Abstract
Umm Gudair field, West Kuwait onshore field has been on production for more than 60 years. MN-Oolite is an upper cretaceous carbonate reservoir, and it is the main reservoir in Umm Gudair Field. After a lengthy period of production, water production began to constrain and restrict oil production, and as a result, water production drastically raised the total operating costs of the field and overburdened the surface facility. In addition to this excess artificial lift horsepower demand for lifting fluids, corrosion-related concerns and well completion damage are on the rise.
In Um Gudair field, several mechanical and chemical water shut-off procedures were applied. Some of them were quite efficient and commendable in terms of increasing oil potential and decreasing water cut. However, this is not the case for all wells in the field; certain wells did not respond adequately to the mechanical water shutoff, primarily due to the conning effect, and required a different water shutoff strategy. In such situations, limiting water output by lowering the influence of water coning necessitates the use of a chemical polymer to form a chemical barrier.
This paper discusses the lessons gathered from more than 30 polymers water shut-off projects undertaken in Umm Gudair field during the past three decades. A rigorous research was undertaken with a precise diagnosis, information integration, and historical well work-over and completion, production, and reservoir data integration.
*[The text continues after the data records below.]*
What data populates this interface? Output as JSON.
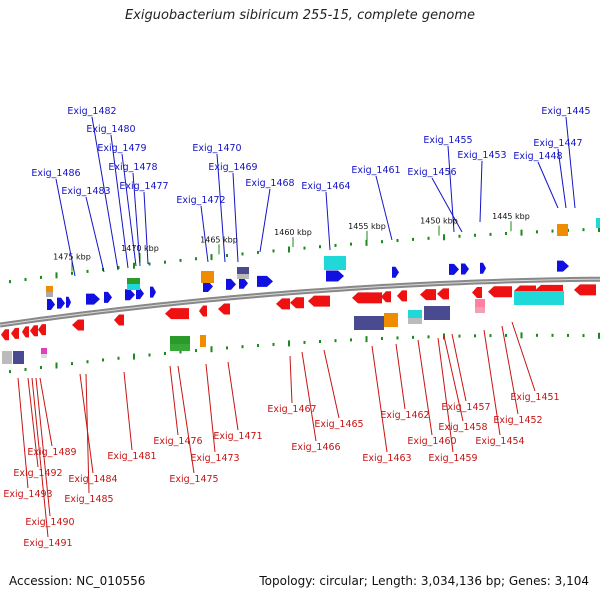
{
  "title": "Exiguobacterium sibiricum 255-15, complete genome",
  "footer": {
    "accession": "Accession: NC_010556",
    "stats": "Topology: circular; Length: 3,034,136 bp; Genes: 3,104"
  },
  "colors": {
    "top_strand": "#1010e0",
    "bottom_strand": "#ee1111",
    "backbone": "#888888",
    "tick": "#1a8a1a",
    "orange": "#f08c00",
    "cyan": "#20d8d8",
    "slate": "#4a4a90",
    "green": "#2a9a2a",
    "pink": "#ff80a0",
    "magenta": "#e040c0"
  },
  "scale_labels": [
    "1475 kbp",
    "1470 kbp",
    "1465 kbp",
    "1460 kbp",
    "1455 kbp",
    "1450 kbp",
    "1445 kbp"
  ],
  "top_labels": [
    "Exig_1482",
    "Exig_1480",
    "Exig_1479",
    "Exig_1478",
    "Exig_1477",
    "Exig_1486",
    "Exig_1483",
    "Exig_1470",
    "Exig_1469",
    "Exig_1472",
    "Exig_1468",
    "Exig_1464",
    "Exig_1461",
    "Exig_1455",
    "Exig_1456",
    "Exig_1453",
    "Exig_1445",
    "Exig_1447",
    "Exig_1448"
  ],
  "bottom_labels": [
    "Exig_1489",
    "Exig_1492",
    "Exig_1493",
    "Exig_1490",
    "Exig_1491",
    "Exig_1484",
    "Exig_1485",
    "Exig_1481",
    "Exig_1476",
    "Exig_1475",
    "Exig_1473",
    "Exig_1471",
    "Exig_1467",
    "Exig_1466",
    "Exig_1465",
    "Exig_1463",
    "Exig_1462",
    "Exig_1460",
    "Exig_1459",
    "Exig_1458",
    "Exig_1457",
    "Exig_1454",
    "Exig_1452",
    "Exig_1451"
  ]
}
All data is centralized, processed, and reviewed prior to and after water shut-off treatments in order to extract lessons learned for future projects.
The study indicates that the crosslinked polymer treatment is beneficial for a period of time in reducing water generation. In certain circumstances, the water cut may progressively increase, and in some cases, it will reach the pre-treatment level. In addition, the results indicate that the cross-linked polymer can improve well integrity by obstructing tiny cement channels. With high production rates, a high oil viscosity ratio, and high vertical to horizontal permeability in the reservoir, the severity of the water cone influences the polymer, and it is increasing. The success of the treatment is contingent on a number of factors, including the depth of polymer penetration in the formation, rock petrophysics, formation heterogeneity, polymer characteristics, and the correct operation techniques and implementation.